As The Washington Post pointed out on Sunday, of the total 13 hours that US president Donald Trump has spent at the rostrum briefing the media on the coronavirus in the last three weeks, two hours were spent on attacks on the media and 45 minutes praising himself and his administration, “but just 4½ minutes expressing condolences for coronavirus victims.” Luxembourg's leaders have been much more in tune with the suffering this crisis has caused.

Grades are slipping

On 16 March we wrote that the government’s initial report card on handling the crisis could read “good work, can do better”, but six weeks later grades are still inconsistent and in danger of slipping. Between Friday 17 and Tuesday 28 April, not one minister held a media briefing (so far, no explanation has been forthcoming after Delano enquiries). Ministers, including Bettel, were admittedly busy with EU summits and Nato video-conferences, and they have also been touring the field hospital near the CHL and accompanied the grand duke on his visit to the logistics centre. Others have been doing media interviews. But to not make one appearance at which the media could pose questions during the first week of the initial deconfinement phase seems bizarre. Even the latest briefing on Tuesday morning, by Lenert and research and education minister Claude Meisch (DP), “revealed little fresh information”, Delano’s Aaron Grunwald wrote.

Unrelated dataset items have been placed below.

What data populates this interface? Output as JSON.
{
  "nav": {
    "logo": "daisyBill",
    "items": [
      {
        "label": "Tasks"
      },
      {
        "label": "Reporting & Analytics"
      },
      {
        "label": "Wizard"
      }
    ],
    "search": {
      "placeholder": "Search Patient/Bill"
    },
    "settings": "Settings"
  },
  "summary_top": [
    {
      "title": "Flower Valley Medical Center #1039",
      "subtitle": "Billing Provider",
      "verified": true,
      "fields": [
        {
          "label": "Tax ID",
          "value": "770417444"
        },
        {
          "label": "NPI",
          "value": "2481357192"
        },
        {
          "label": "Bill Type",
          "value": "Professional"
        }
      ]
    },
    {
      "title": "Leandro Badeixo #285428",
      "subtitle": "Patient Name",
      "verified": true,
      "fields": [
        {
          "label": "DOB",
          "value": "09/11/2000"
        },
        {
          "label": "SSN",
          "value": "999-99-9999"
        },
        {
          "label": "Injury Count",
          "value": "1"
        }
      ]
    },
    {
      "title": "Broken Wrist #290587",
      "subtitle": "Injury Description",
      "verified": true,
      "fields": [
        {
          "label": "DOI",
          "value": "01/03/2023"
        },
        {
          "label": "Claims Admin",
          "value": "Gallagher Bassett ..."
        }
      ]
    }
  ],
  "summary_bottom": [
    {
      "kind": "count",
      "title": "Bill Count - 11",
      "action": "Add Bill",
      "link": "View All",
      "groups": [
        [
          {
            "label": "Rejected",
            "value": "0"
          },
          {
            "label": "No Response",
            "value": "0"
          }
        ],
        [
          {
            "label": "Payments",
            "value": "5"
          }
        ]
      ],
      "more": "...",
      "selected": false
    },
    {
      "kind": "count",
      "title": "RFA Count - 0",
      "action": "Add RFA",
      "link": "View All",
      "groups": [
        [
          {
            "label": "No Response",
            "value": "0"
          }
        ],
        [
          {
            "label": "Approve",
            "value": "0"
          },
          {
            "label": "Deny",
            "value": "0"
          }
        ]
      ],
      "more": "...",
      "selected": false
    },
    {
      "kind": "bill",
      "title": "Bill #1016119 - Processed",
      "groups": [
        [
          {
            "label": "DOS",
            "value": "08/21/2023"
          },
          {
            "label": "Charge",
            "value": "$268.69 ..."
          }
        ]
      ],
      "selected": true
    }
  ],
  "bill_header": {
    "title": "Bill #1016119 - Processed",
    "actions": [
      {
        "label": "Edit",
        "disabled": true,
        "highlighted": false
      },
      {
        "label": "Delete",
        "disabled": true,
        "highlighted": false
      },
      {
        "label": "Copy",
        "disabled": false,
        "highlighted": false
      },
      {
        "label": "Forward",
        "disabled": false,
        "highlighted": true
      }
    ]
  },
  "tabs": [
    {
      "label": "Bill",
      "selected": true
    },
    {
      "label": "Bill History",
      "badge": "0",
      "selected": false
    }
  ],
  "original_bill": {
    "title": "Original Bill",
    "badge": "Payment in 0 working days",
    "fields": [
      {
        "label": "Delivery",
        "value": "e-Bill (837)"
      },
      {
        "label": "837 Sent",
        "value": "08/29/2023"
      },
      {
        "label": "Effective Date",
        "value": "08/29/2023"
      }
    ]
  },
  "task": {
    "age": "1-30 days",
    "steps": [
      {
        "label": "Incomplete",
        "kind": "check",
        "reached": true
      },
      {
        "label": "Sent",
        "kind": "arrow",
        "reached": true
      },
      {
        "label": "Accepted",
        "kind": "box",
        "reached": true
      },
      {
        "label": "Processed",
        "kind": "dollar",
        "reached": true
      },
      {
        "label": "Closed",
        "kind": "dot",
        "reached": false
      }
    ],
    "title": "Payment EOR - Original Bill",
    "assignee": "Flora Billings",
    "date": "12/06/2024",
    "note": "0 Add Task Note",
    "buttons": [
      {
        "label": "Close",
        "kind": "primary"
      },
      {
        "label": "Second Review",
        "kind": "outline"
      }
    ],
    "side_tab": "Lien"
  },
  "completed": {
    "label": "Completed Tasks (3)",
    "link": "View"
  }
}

This is especially strange since the media has been clamouring for weeks for daily briefings, of the kind given in the UK and the USA--though some of those have been more than useless in actually informing the public. Lenert even said she would consider the suggestion. And just last week press council head Ines Kurschat met with the parliamentary faction leaders to discuss what could be done to improve communication between deputies and the media. 

Pressure to reveal names

Even more worrying was Bettel’s answer to queries suggesting the government should reveal the composition of its exit strategy Task Force. In an interview with the Luxemburger Wort at the weekend (paywall, in German), the prime minister cited private data protection as the reason the names could not be made public. As we have seen in the UK, when it was revealed that the prime minister’s senior advisor, Dominic Cummings, was sitting in on meetings of the SAGE coronavirus advisory group, a lack of transparency can lead to all sorts of concern about unwarranted influence. After all, Boris Johnson’s government has insisted it had been “following the science” in its confinement and exit strategy decision making.

By Tuesday opposition party parliamentarians, including the CSV’s faction leader Martine Hansen, and deputies Laurent Mosar and Gilles Roth, the ADR’s Fernand Kartheiser, and Déi Lénk’s David Wagner and Marc Baum, were demanding details of the Task Force. They wanted to know, for example, if any representatives of the Big Four companies were involved in advising the government’s exit strategy. Justice minister Sam Tanson (Déi Gréng), speaking on RTL radio on Saturday, had said she didn’t think the government’s refusal to name names was “an attempt to guard the secrecy of private actors” and that she would report media concerns to the government. “We’ll see what sort of transparency measures result,” she told François Aulner. That at least seems to have been partially resolved by the communiqué sent on Tuesday afternoon that finally unveiled the make-up of the task forces.

New Zealand, whose prime minister Jacinda Ardern has been held as an exemplar during this crisis, has once again shown the way by making public the names on its cross-party epidemic response committee, whose meetings with guest advisors can even be watched live. But even Ardern’s most ardent admirers have been warned that too much hero-worship can be dangerous. “Politicians should not have fans,” wrote Andrea Vance in Stuff. “By placing our leaders on a pedestal, it creates an unhealthy and polarising dynamic.”

In Luxembourg, the early praise heaped upon Paulette Lenert by the public and media, including by Delano, has been tempered with a healthy demand for more answers and more transparency. It is now up to the government to respond.